Chicago Cracks Down On Dangerous Cab Drivers

Chicago Cracks Down On Dangerous Cab Drivers

After cab drivers were involved in two separate fatal collisions this summer in Chicago, city officials moved to crack down on some of the most dangerous drivers behind the wheels of the city's taxis.

According to CBS Chicago, a citywide review is currently underway to re-evaluate the existing rules and ordinances regulating cab drivers. Principally, a cab driver with three or more convictions for moving violations within the past year will now, automatically, lose their chauffeur's license. The three-strike rule was previously left up to the discretion of the city. The amount of insurance cab drivers are required to carry is also up for discussion.

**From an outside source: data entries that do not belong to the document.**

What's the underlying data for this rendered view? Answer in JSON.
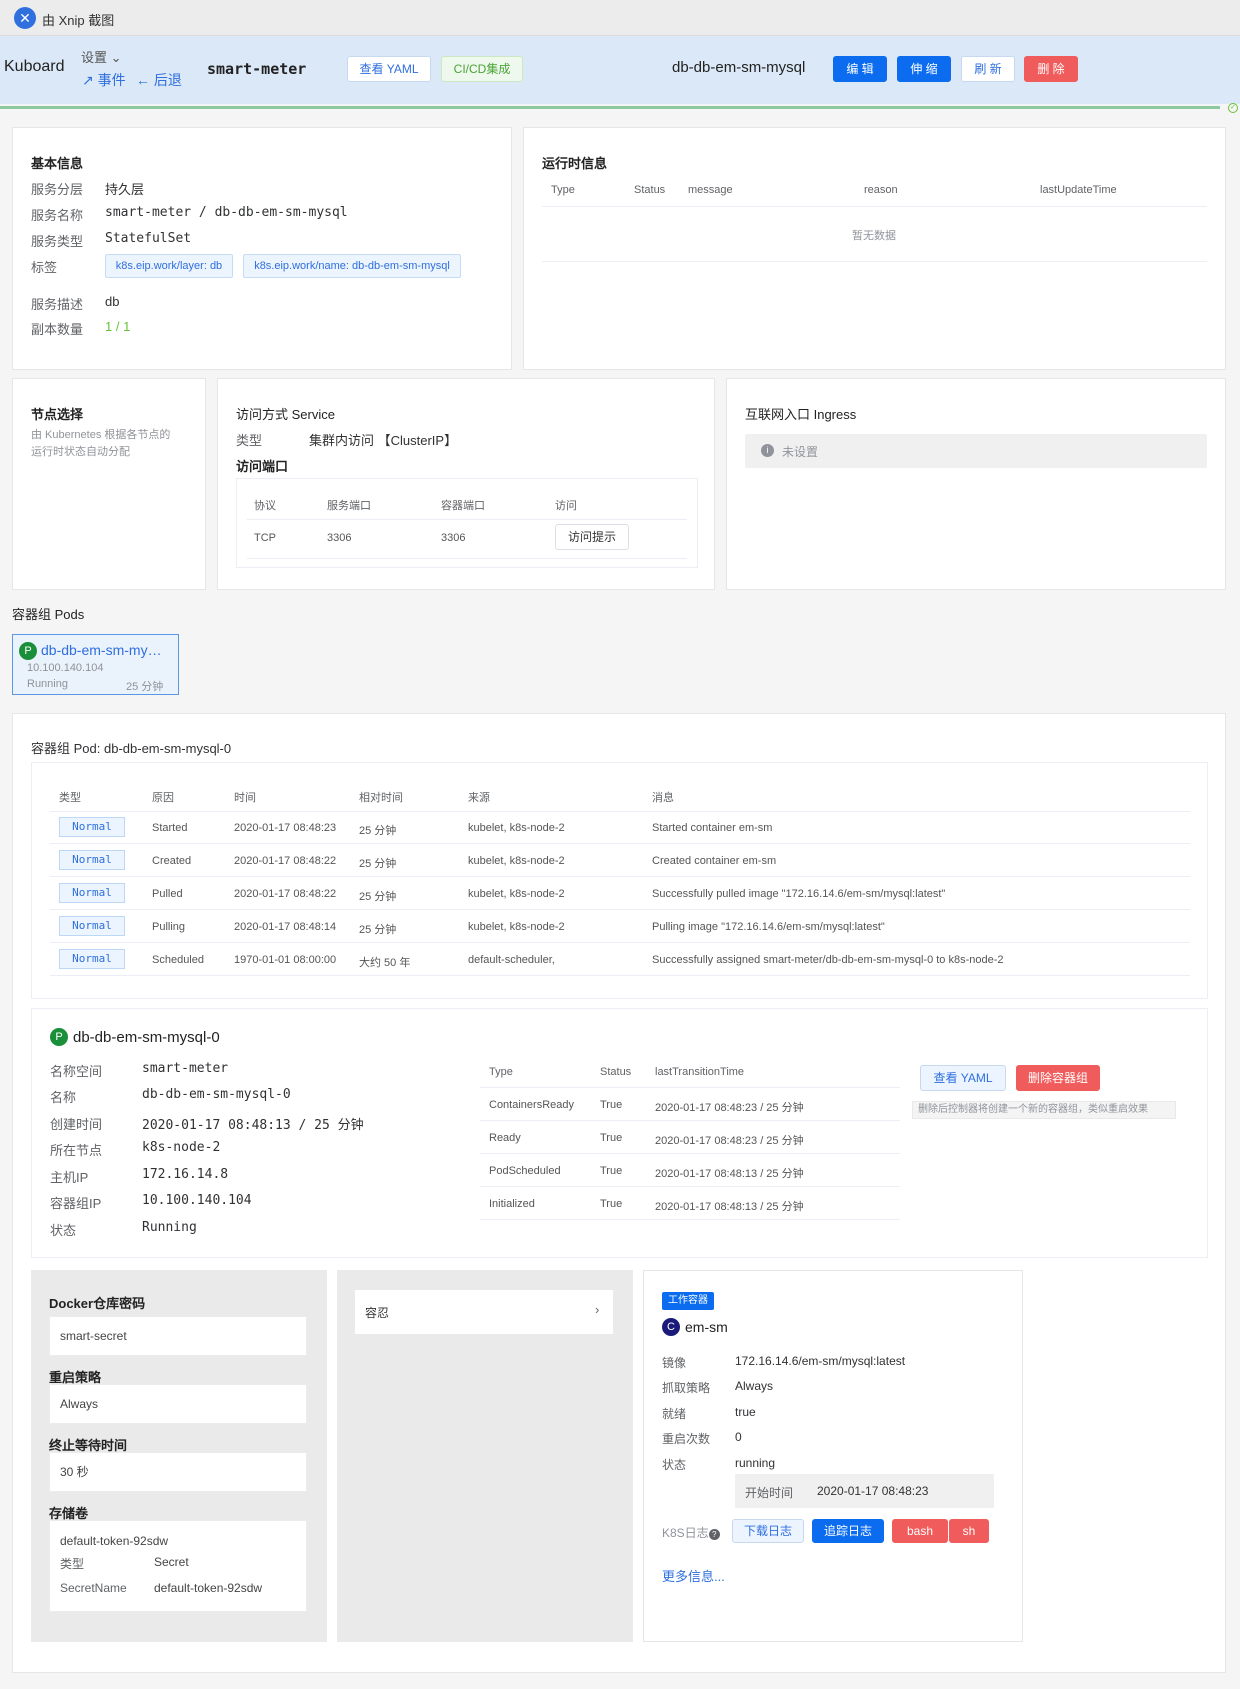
{
  "titlebar": {
    "text": "由 Xnip 截图"
  },
  "header": {
    "brand": "Kuboard",
    "settings": "设置",
    "events": "事件",
    "back": "后退",
    "namespace": "smart-meter",
    "yaml_btn": "查看 YAML",
    "cicd_btn": "CI/CD集成",
    "workload": "db-db-em-sm-mysql",
    "edit_btn": "编 辑",
    "scale_btn": "伸 缩",
    "refresh_btn": "刷 新",
    "delete_btn": "删 除"
  },
  "basic": {
    "title": "基本信息",
    "rows": [
      {
        "label": "服务分层",
        "value": "持久层"
      },
      {
        "label": "服务名称",
        "value": "smart-meter / db-db-em-sm-mysql"
      },
      {
        "label": "服务类型",
        "value": "StatefulSet"
      }
    ],
    "tags_label": "标签",
    "tags": [
      "k8s.eip.work/layer: db",
      "k8s.eip.work/name: db-db-em-sm-mysql"
    ],
    "desc_label": "服务描述",
    "desc": "db",
    "replica_label": "副本数量",
    "replica": "1 / 1"
  },
  "runtime": {
    "title": "运行时信息",
    "headers": [
      "Type",
      "Status",
      "message",
      "reason",
      "lastUpdateTime"
    ],
    "empty": "暂无数据"
  },
  "node": {
    "title": "节点选择",
    "desc1": "由 Kubernetes 根据各节点的",
    "desc2": "运行时状态自动分配"
  },
  "service": {
    "title": "访问方式 Service",
    "type_label": "类型",
    "type_value": "集群内访问 【ClusterIP】",
    "ports_title": "访问端口",
    "headers": [
      "协议",
      "服务端口",
      "容器端口",
      "访问"
    ],
    "row": {
      "protocol": "TCP",
      "port": "3306",
      "target": "3306",
      "btn": "访问提示"
    }
  },
  "ingress": {
    "title": "互联网入口 Ingress",
    "empty": "未设置"
  },
  "pods": {
    "title": "容器组 Pods",
    "name": "db-db-em-sm-my…",
    "ip": "10.100.140.104",
    "status": "Running",
    "age": "25 分钟"
  },
  "pod_detail": {
    "title_label": "容器组 Pod:",
    "title_name": "db-db-em-sm-mysql-0"
  },
  "events": {
    "headers": [
      "类型",
      "原因",
      "时间",
      "相对时间",
      "来源",
      "消息"
    ],
    "rows": [
      {
        "type": "Normal",
        "reason": "Started",
        "time": "2020-01-17 08:48:23",
        "rel": "25 分钟",
        "source": "kubelet, k8s-node-2",
        "msg": "Started container em-sm"
      },
      {
        "type": "Normal",
        "reason": "Created",
        "time": "2020-01-17 08:48:22",
        "rel": "25 分钟",
        "source": "kubelet, k8s-node-2",
        "msg": "Created container em-sm"
      },
      {
        "type": "Normal",
        "reason": "Pulled",
        "time": "2020-01-17 08:48:22",
        "rel": "25 分钟",
        "source": "kubelet, k8s-node-2",
        "msg": "Successfully pulled image \"172.16.14.6/em-sm/mysql:latest\""
      },
      {
        "type": "Normal",
        "reason": "Pulling",
        "time": "2020-01-17 08:48:14",
        "rel": "25 分钟",
        "source": "kubelet, k8s-node-2",
        "msg": "Pulling image \"172.16.14.6/em-sm/mysql:latest\""
      },
      {
        "type": "Normal",
        "reason": "Scheduled",
        "time": "1970-01-01 08:00:00",
        "rel": "大约 50 年",
        "source": "default-scheduler,",
        "msg": "Successfully assigned smart-meter/db-db-em-sm-mysql-0 to k8s-node-2"
      }
    ]
  },
  "podinfo": {
    "name": "db-db-em-sm-mysql-0",
    "rows": [
      {
        "label": "名称空间",
        "value": "smart-meter"
      },
      {
        "label": "名称",
        "value": "db-db-em-sm-mysql-0"
      },
      {
        "label": "创建时间",
        "value": "2020-01-17 08:48:13 / 25 分钟"
      },
      {
        "label": "所在节点",
        "value": "k8s-node-2"
      },
      {
        "label": "主机IP",
        "value": "172.16.14.8"
      },
      {
        "label": "容器组IP",
        "value": "10.100.140.104"
      },
      {
        "label": "状态",
        "value": "Running"
      }
    ],
    "cond_headers": [
      "Type",
      "Status",
      "lastTransitionTime"
    ],
    "conds": [
      {
        "type": "ContainersReady",
        "status": "True",
        "time": "2020-01-17 08:48:23 / 25 分钟"
      },
      {
        "type": "Ready",
        "status": "True",
        "time": "2020-01-17 08:48:23 / 25 分钟"
      },
      {
        "type": "PodScheduled",
        "status": "True",
        "time": "2020-01-17 08:48:13 / 25 分钟"
      },
      {
        "type": "Initialized",
        "status": "True",
        "time": "2020-01-17 08:48:13 / 25 分钟"
      }
    ],
    "yaml_btn": "查看 YAML",
    "delete_btn": "删除容器组",
    "delete_hint": "删除后控制器将创建一个新的容器组，类似重启效果"
  },
  "spec": {
    "secret_title": "Docker仓库密码",
    "secret": "smart-secret",
    "restart_title": "重启策略",
    "restart": "Always",
    "term_title": "终止等待时间",
    "term": "30 秒",
    "vol_title": "存储卷",
    "vol_name": "default-token-92sdw",
    "vol_type_label": "类型",
    "vol_type": "Secret",
    "vol_sn_label": "SecretName",
    "vol_sn": "default-token-92sdw"
  },
  "tolerations": {
    "title": "容忍"
  },
  "container": {
    "badge": "工作容器",
    "name": "em-sm",
    "rows": [
      {
        "label": "镜像",
        "value": "172.16.14.6/em-sm/mysql:latest"
      },
      {
        "label": "抓取策略",
        "value": "Always"
      },
      {
        "label": "就绪",
        "value": "true"
      },
      {
        "label": "重启次数",
        "value": "0"
      },
      {
        "label": "状态",
        "value": "running"
      }
    ],
    "start_label": "开始时间",
    "start_value": "2020-01-17 08:48:23",
    "logs_label": "K8S日志",
    "download": "下载日志",
    "follow": "追踪日志",
    "bash": "bash",
    "sh": "sh",
    "more": "更多信息..."
  }
}
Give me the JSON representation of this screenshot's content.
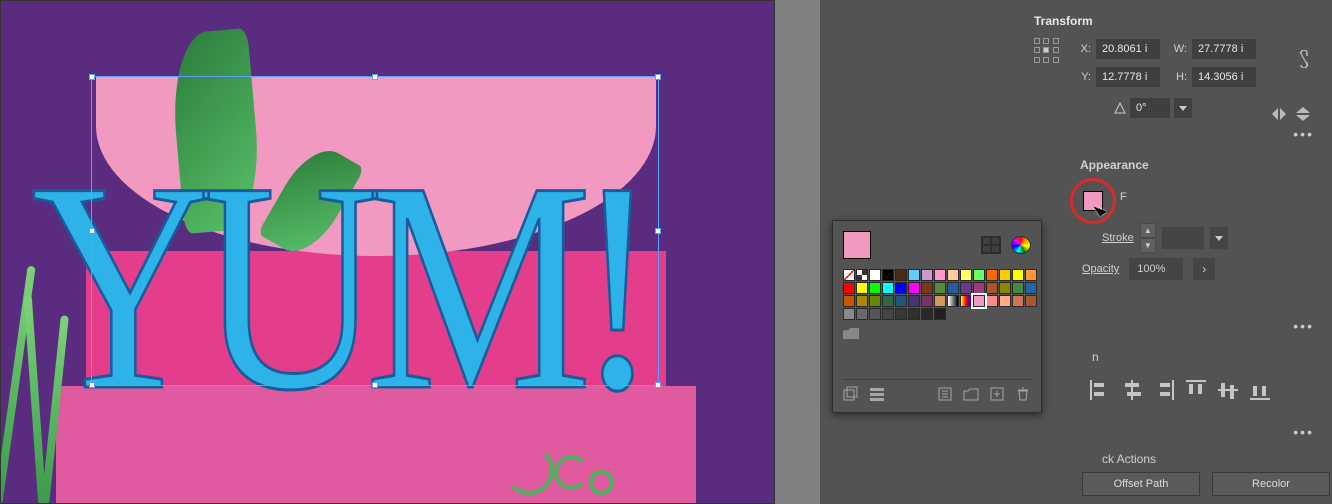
{
  "canvas": {
    "text": "YUM!"
  },
  "transform": {
    "title": "Transform",
    "x_label": "X:",
    "x_value": "20.8061 i",
    "y_label": "Y:",
    "y_value": "12.7778 i",
    "w_label": "W:",
    "w_value": "27.7778 i",
    "h_label": "H:",
    "h_value": "14.3056 i",
    "rotate_value": "0°"
  },
  "appearance": {
    "title": "Appearance",
    "fill_letter": "F",
    "stroke_label": "Stroke",
    "stroke_value": "",
    "opacity_label": "Opacity",
    "opacity_value": "100%"
  },
  "align": {
    "partial_label": "n"
  },
  "quick_actions": {
    "title_partial": "ck Actions",
    "offset_path": "Offset Path",
    "recolor": "Recolor"
  },
  "swatch_popup": {
    "current_color": "#f299c1",
    "rows": [
      [
        "none",
        "reg",
        "#ffffff",
        "#000000",
        "#4a2c17",
        "#66ccff",
        "#cc99cc",
        "#ff99cc",
        "#ffcc99",
        "#ffff66",
        "#66ff66",
        "#ff6600",
        "#ffcc00",
        "#ffff00",
        "#ff9933"
      ],
      [
        "#ff0000",
        "#ffff00",
        "#00ff00",
        "#00ffff",
        "#0000ff",
        "#ff00ff",
        "#803515",
        "#5a8a3a",
        "#2c5aa0",
        "#6a3a8a",
        "#a03a7a",
        "#aa5522",
        "#888800",
        "#448844",
        "#2266aa"
      ],
      [
        "#cc5500",
        "#aa8800",
        "#668800",
        "#336644",
        "#225577",
        "#443377",
        "#773366",
        "#d69955",
        "linear1",
        "linear2",
        "#f299c1",
        "#ff8888",
        "#ffaa88",
        "#cc7755",
        "#aa5533"
      ],
      [
        "#8a8a8a",
        "#6a6a6a",
        "#555555",
        "#444444",
        "#383838",
        "#303030",
        "#282828",
        "#202020"
      ]
    ]
  }
}
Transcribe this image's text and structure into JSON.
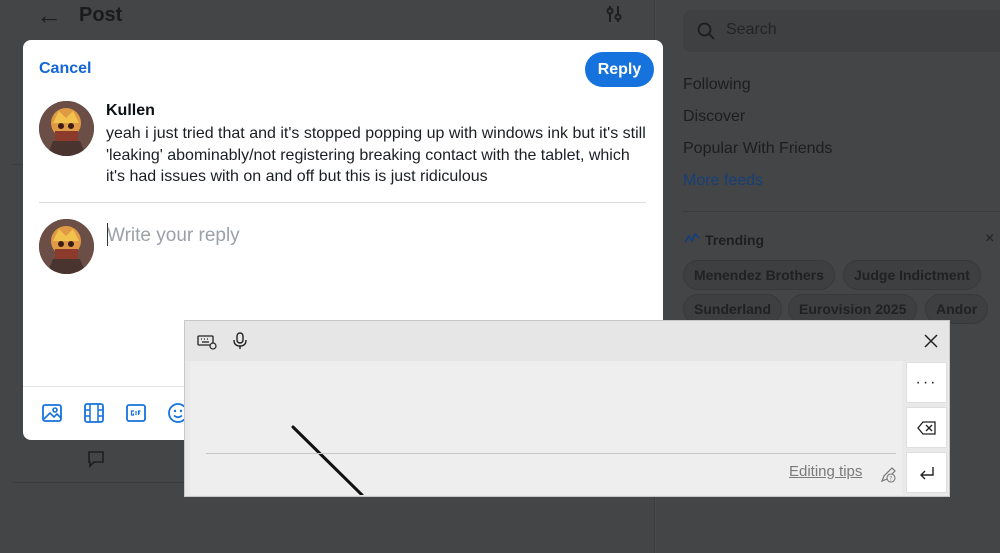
{
  "background": {
    "header": {
      "title": "Post"
    },
    "sidebar": {
      "search_placeholder": "Search",
      "feeds": [
        "Following",
        "Discover",
        "Popular With Friends"
      ],
      "more_feeds": "More feeds",
      "trending_title": "Trending",
      "trending": [
        "Menendez Brothers",
        "Judge Indictment",
        "Sunderland",
        "Eurovision 2025",
        "Andor"
      ]
    }
  },
  "modal": {
    "cancel_label": "Cancel",
    "reply_label": "Reply",
    "post": {
      "author": "Kullen",
      "text": "yeah i just tried that and it's stopped popping up with windows ink but it's still 'leaking' abominably/not registering breaking contact with the tablet, which it's had issues with on and off but this is just ridiculous"
    },
    "reply_placeholder": "Write your reply",
    "toolbar_icons": [
      "image-icon",
      "video-icon",
      "gif-icon",
      "emoji-icon"
    ]
  },
  "handwriting_panel": {
    "editing_tips": "Editing tips",
    "more_label": "···"
  },
  "colors": {
    "accent": "#1672dc",
    "link": "#1266d6"
  }
}
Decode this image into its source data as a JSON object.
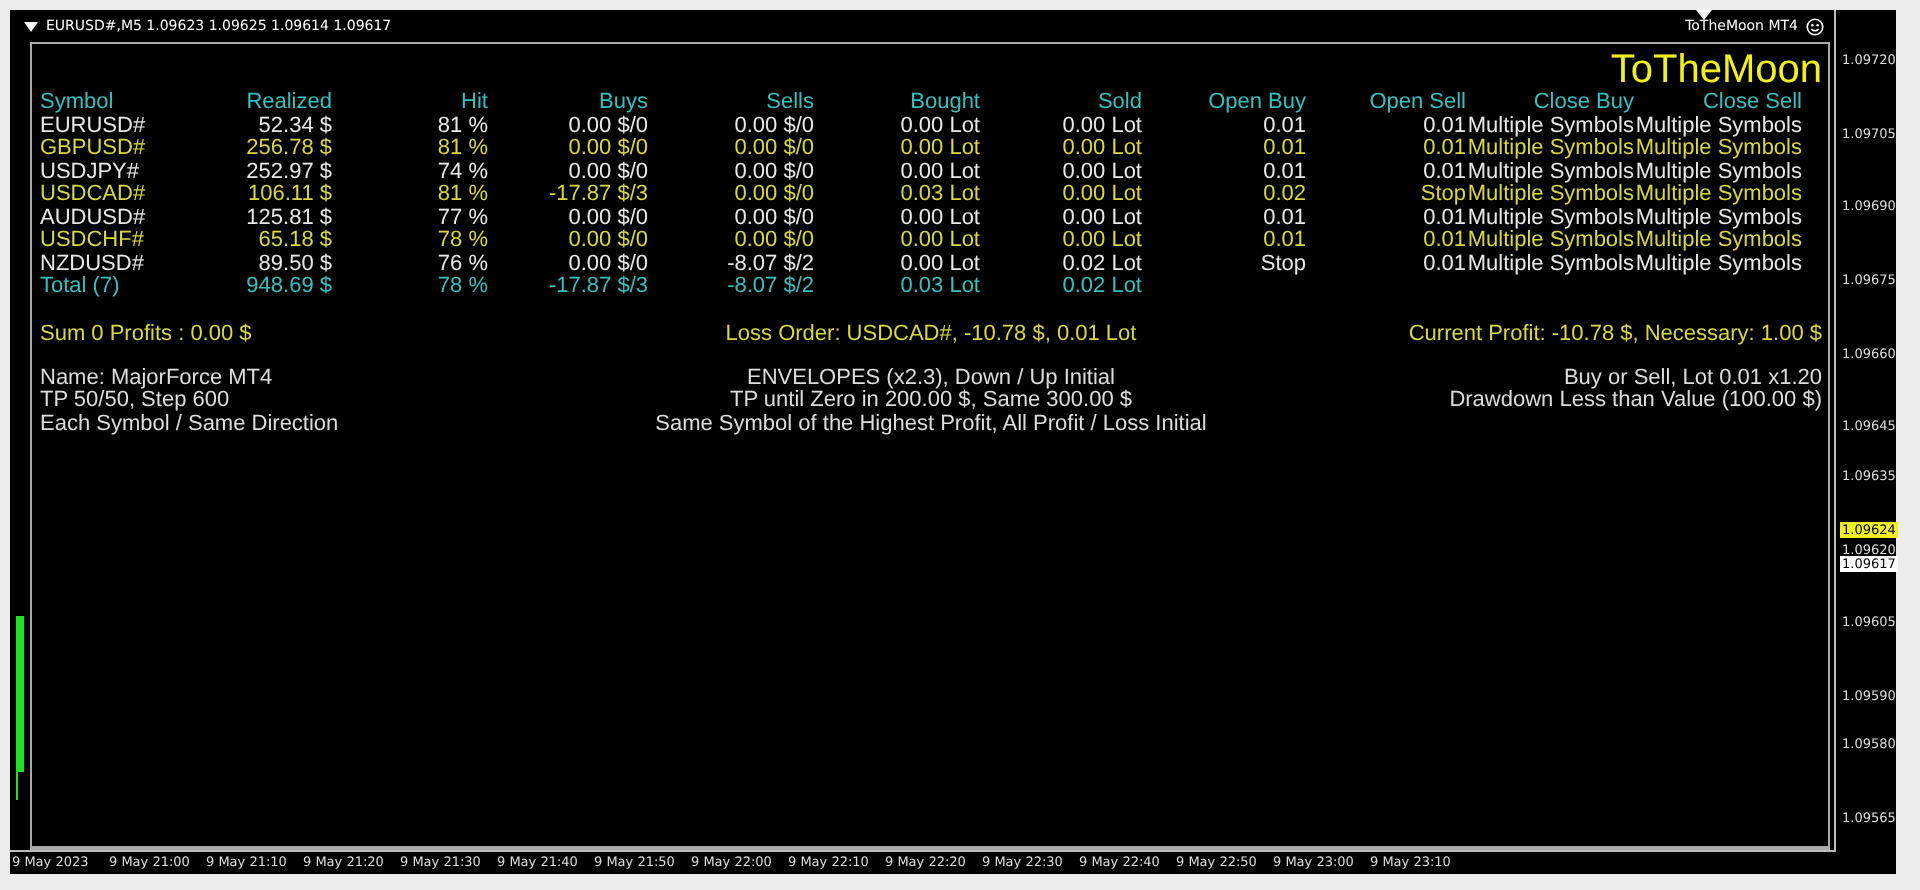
{
  "title_bar": {
    "symbol_info": "EURUSD#,M5  1.09623 1.09625 1.09614 1.09617",
    "expert": "ToTheMoon MT4"
  },
  "panel": {
    "heading": "ToTheMoon",
    "table": {
      "columns": [
        "Symbol",
        "Realized",
        "Hit",
        "Buys",
        "Sells",
        "Bought",
        "Sold",
        "Open Buy",
        "Open Sell",
        "Close Buy",
        "Close Sell"
      ],
      "rows": [
        {
          "kind": "normal",
          "cells": [
            "EURUSD#",
            "52.34 $",
            "81 %",
            "0.00 $/0",
            "0.00 $/0",
            "0.00 Lot",
            "0.00 Lot",
            "0.01",
            "0.01",
            "Multiple Symbols",
            "Multiple Symbols"
          ]
        },
        {
          "kind": "alt",
          "cells": [
            "GBPUSD#",
            "256.78 $",
            "81 %",
            "0.00 $/0",
            "0.00 $/0",
            "0.00 Lot",
            "0.00 Lot",
            "0.01",
            "0.01",
            "Multiple Symbols",
            "Multiple Symbols"
          ]
        },
        {
          "kind": "normal",
          "cells": [
            "USDJPY#",
            "252.97 $",
            "74 %",
            "0.00 $/0",
            "0.00 $/0",
            "0.00 Lot",
            "0.00 Lot",
            "0.01",
            "0.01",
            "Multiple Symbols",
            "Multiple Symbols"
          ]
        },
        {
          "kind": "alt",
          "cells": [
            "USDCAD#",
            "106.11 $",
            "81 %",
            "-17.87 $/3",
            "0.00 $/0",
            "0.03 Lot",
            "0.00 Lot",
            "0.02",
            "Stop",
            "Multiple Symbols",
            "Multiple Symbols"
          ]
        },
        {
          "kind": "normal",
          "cells": [
            "AUDUSD#",
            "125.81 $",
            "77 %",
            "0.00 $/0",
            "0.00 $/0",
            "0.00 Lot",
            "0.00 Lot",
            "0.01",
            "0.01",
            "Multiple Symbols",
            "Multiple Symbols"
          ]
        },
        {
          "kind": "alt",
          "cells": [
            "USDCHF#",
            "65.18 $",
            "78 %",
            "0.00 $/0",
            "0.00 $/0",
            "0.00 Lot",
            "0.00 Lot",
            "0.01",
            "0.01",
            "Multiple Symbols",
            "Multiple Symbols"
          ]
        },
        {
          "kind": "normal",
          "cells": [
            "NZDUSD#",
            "89.50 $",
            "76 %",
            "0.00 $/0",
            "-8.07 $/2",
            "0.00 Lot",
            "0.02 Lot",
            "Stop",
            "0.01",
            "Multiple Symbols",
            "Multiple Symbols"
          ]
        },
        {
          "kind": "total",
          "cells": [
            "Total (7)",
            "948.69 $",
            "78 %",
            "-17.87 $/3",
            "-8.07 $/2",
            "0.03 Lot",
            "0.02 Lot"
          ]
        }
      ]
    },
    "summary": {
      "left": "Sum 0 Profits : 0.00 $",
      "center": "Loss Order: USDCAD#, -10.78 $, 0.01 Lot",
      "right": "Current Profit: -10.78 $, Necessary: 1.00 $"
    },
    "info": {
      "left": [
        "Name: MajorForce MT4",
        "TP 50/50, Step 600",
        "Each Symbol / Same Direction"
      ],
      "center": [
        "ENVELOPES (x2.3), Down / Up Initial",
        "TP until Zero in 200.00 $, Same 300.00 $",
        "Same Symbol of the Highest Profit, All Profit / Loss Initial"
      ],
      "right": [
        "Buy or Sell, Lot 0.01 x1.20",
        "Drawdown Less than Value (100.00 $)"
      ]
    }
  },
  "price_axis": [
    {
      "kind": "tick",
      "label": "1.09720"
    },
    {
      "kind": "tick",
      "label": "1.09705"
    },
    {
      "kind": "tick",
      "label": "1.09690"
    },
    {
      "kind": "tick",
      "label": "1.09675"
    },
    {
      "kind": "tick",
      "label": "1.09660"
    },
    {
      "kind": "tick",
      "label": "1.09645"
    },
    {
      "kind": "tick",
      "label": "1.09635"
    },
    {
      "kind": "bid",
      "label": "1.09624"
    },
    {
      "kind": "tick",
      "label": "1.09620"
    },
    {
      "kind": "last",
      "label": "1.09617"
    },
    {
      "kind": "tick",
      "label": "1.09605"
    },
    {
      "kind": "tick",
      "label": "1.09590"
    },
    {
      "kind": "tick",
      "label": "1.09580"
    },
    {
      "kind": "tick",
      "label": "1.09565"
    }
  ],
  "time_axis": [
    "9 May 2023",
    "9 May 21:00",
    "9 May 21:10",
    "9 May 21:20",
    "9 May 21:30",
    "9 May 21:40",
    "9 May 21:50",
    "9 May 22:00",
    "9 May 22:10",
    "9 May 22:20",
    "9 May 22:30",
    "9 May 22:40",
    "9 May 22:50",
    "9 May 23:00",
    "9 May 23:10"
  ]
}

The move was prompted by two deaths involving taxis this summer. In June, Hector Placencia was killed by a cab driver who lost control of his car and swerved onto a sidewalk in Chicago's Streeterville neighborhood. In August, 86-year-old Coral Kier was plowed down by a cab while crossing the street in a crosswalk on a Monday morning in Lakeview.

Yao Ofori, the driver in the collision that killed Placencia and seriously injured the driver's passenger, had previously been cited for multiple traffic violations, including an improper turn at an intersection in 2007 and improper lane usage in 2010. In a separate collision in 2007, he was involved in a crash that left one woman injured, though his ticket was dismissed, NBC Chicago reported.

Mohammed Ahmed, the driver in the crash resulting in Kier's death, has been ticketed 63 times since 1999 but has been convicted 14 times, according to CBS Chicago. He was charged with failure to yield the right of way to a pedestrian in the collision that killed Kier.

According to a Chicago Tribune investigation, many cab drivers' tickets are dismissed by Cook County judges, allowing the drivers in question to keep their licenses, because witnesses to the collisions (frequently police officers) do not show up to testify. The Tribune analysis of nearly 30 heavily ticketed cab drivers revealed that two-thirds of tickets were dismissed -- double the average rate of other motorists' tickets being dismissed.